Je n’ai pas le temps de traiter à fond cette matière ; mais je citerai les prodigieuses armées des croisés, composées de gens de toute espece. M. Pufendorff dit que, sous Charles IX, il y avoit vingt millions d’hommes en France[1].
Ce sont les perpétuelles réunions de plusieurs petits états, qui ont produit cette diminution. Autrefois chaque village de France étoit une capitale ; il n’y en a aujourd’hui qu’une grande : chaque partie de l’état étoit un centre de puissance ; aujourd’hui tout se rapporte à un centre ; & ce centre est, pour ainsi dire, l’état même.
CHAPITRE XXV.
Continuation du même sujet.
IL est vrai que l’Europe a, depuis deux siecles, beaucoup augmenté sa navigation : cela lui a procuré des habitans, & lui en a fait perdre. La Hollande envoie, tous les ans, aux Indes, un grand nombre de matelots, dont il ne revient que les deux tiers ; le reste périt ou s’établit aux Indes : même chose doit, à peu près, arriver à toutes les autres nations qui font commerce.

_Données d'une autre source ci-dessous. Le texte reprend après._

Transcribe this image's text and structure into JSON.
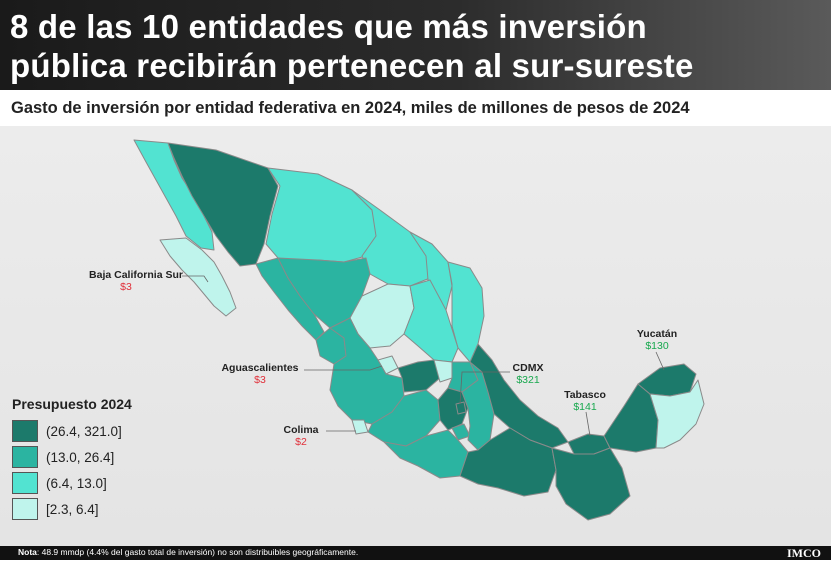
{
  "header": {
    "title_line1": "8 de las 10 entidades que más inversión",
    "title_line2": "pública recibirán pertenecen al sur-sureste"
  },
  "subtitle": "Gasto de inversión por entidad federativa en 2024, miles de millones de pesos de 2024",
  "legend": {
    "title": "Presupuesto 2024",
    "items": [
      {
        "range": "(26.4, 321.0]",
        "color": "#1c7a6b"
      },
      {
        "range": "(13.0, 26.4]",
        "color": "#2bb4a1"
      },
      {
        "range": "(6.4, 13.0]",
        "color": "#52e3d1"
      },
      {
        "range": "[2.3, 6.4]",
        "color": "#bff4ec"
      }
    ]
  },
  "annotations": [
    {
      "state": "Baja California  Sur",
      "value": "$3",
      "value_color": "#e0303a"
    },
    {
      "state": "Aguascalientes",
      "value": "$3",
      "value_color": "#e0303a"
    },
    {
      "state": "Colima",
      "value": "$2",
      "value_color": "#e0303a"
    },
    {
      "state": "CDMX",
      "value": "$321",
      "value_color": "#18a84e"
    },
    {
      "state": "Tabasco",
      "value": "$141",
      "value_color": "#18a84e"
    },
    {
      "state": "Yucatán",
      "value": "$130",
      "value_color": "#18a84e"
    }
  ],
  "footer": {
    "note_label": "Nota",
    "note_text": ": 48.9 mmdp (4.4% del gasto total de inversión) no son distribuibles geográficamente.",
    "logo": "IMCO"
  },
  "colors": {
    "header_bg": "#1f1f1f",
    "map_bg": "#e8e8e8",
    "border": "#8a8a8a",
    "low_value": "#e0303a",
    "high_value": "#18a84e"
  }
}
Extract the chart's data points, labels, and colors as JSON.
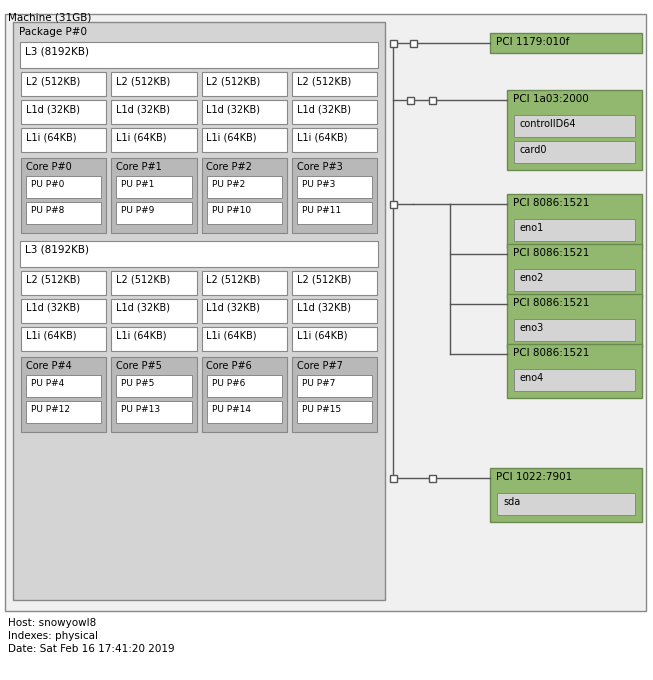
{
  "title": "Machine (31GB)",
  "fig_width": 6.53,
  "fig_height": 6.8,
  "footer_lines": [
    "Host: snowyowl8",
    "Indexes: physical",
    "Date: Sat Feb 16 17:41:20 2019"
  ],
  "package_label": "Package P#0",
  "machine_bg": "#f0f0f0",
  "machine_border": "#888888",
  "package_bg": "#d4d4d4",
  "package_border": "#888888",
  "l3_bg": "#ffffff",
  "l3_border": "#888888",
  "cache_bg": "#ffffff",
  "cache_border": "#888888",
  "core_bg": "#b8b8b8",
  "core_border": "#888888",
  "pu_bg": "#ffffff",
  "pu_border": "#888888",
  "pci_green": "#91b86e",
  "pci_border": "#6a8a50",
  "child_bg": "#d4d4d4",
  "child_border": "#888888",
  "line_color": "#555555",
  "text_color": "#000000",
  "bg_color": "#ffffff",
  "cores_top": [
    {
      "label": "Core P#0",
      "pus": [
        "PU P#0",
        "PU P#8"
      ]
    },
    {
      "label": "Core P#1",
      "pus": [
        "PU P#1",
        "PU P#9"
      ]
    },
    {
      "label": "Core P#2",
      "pus": [
        "PU P#2",
        "PU P#10"
      ]
    },
    {
      "label": "Core P#3",
      "pus": [
        "PU P#3",
        "PU P#11"
      ]
    }
  ],
  "cores_bot": [
    {
      "label": "Core P#4",
      "pus": [
        "PU P#4",
        "PU P#12"
      ]
    },
    {
      "label": "Core P#5",
      "pus": [
        "PU P#5",
        "PU P#13"
      ]
    },
    {
      "label": "Core P#6",
      "pus": [
        "PU P#6",
        "PU P#14"
      ]
    },
    {
      "label": "Core P#7",
      "pus": [
        "PU P#7",
        "PU P#15"
      ]
    }
  ],
  "cache_rows": [
    [
      "L2 (512KB)",
      "L2 (512KB)",
      "L2 (512KB)",
      "L2 (512KB)"
    ],
    [
      "L1d (32KB)",
      "L1d (32KB)",
      "L1d (32KB)",
      "L1d (32KB)"
    ],
    [
      "L1i (64KB)",
      "L1i (64KB)",
      "L1i (64KB)",
      "L1i (64KB)"
    ]
  ],
  "pci_items": [
    {
      "label": "PCI 1179:010f",
      "children": [],
      "indent": false
    },
    {
      "label": "PCI 1a03:2000",
      "children": [
        "controlID64",
        "card0"
      ],
      "indent": true
    },
    {
      "label": "PCI 8086:1521",
      "children": [
        "eno1"
      ],
      "indent": true
    },
    {
      "label": "PCI 8086:1521",
      "children": [
        "eno2"
      ],
      "indent": true
    },
    {
      "label": "PCI 8086:1521",
      "children": [
        "eno3"
      ],
      "indent": true
    },
    {
      "label": "PCI 8086:1521",
      "children": [
        "eno4"
      ],
      "indent": true
    },
    {
      "label": "PCI 1022:7901",
      "children": [
        "sda"
      ],
      "indent": false
    }
  ]
}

Il ne faut point juger de l’Europe comme d’un état particulier qui y feroit seul une grande navigation. Cet état augmenteroit de peuple, parce que toutes les nations voisines viendroient prendre part à cette navigation ; il y arriveroit des matelots de tous côtés. L’Europe, séparée du reste du monde par la religion[2], par de vastes mers, & par des déserts, ne se répare pas ainsi.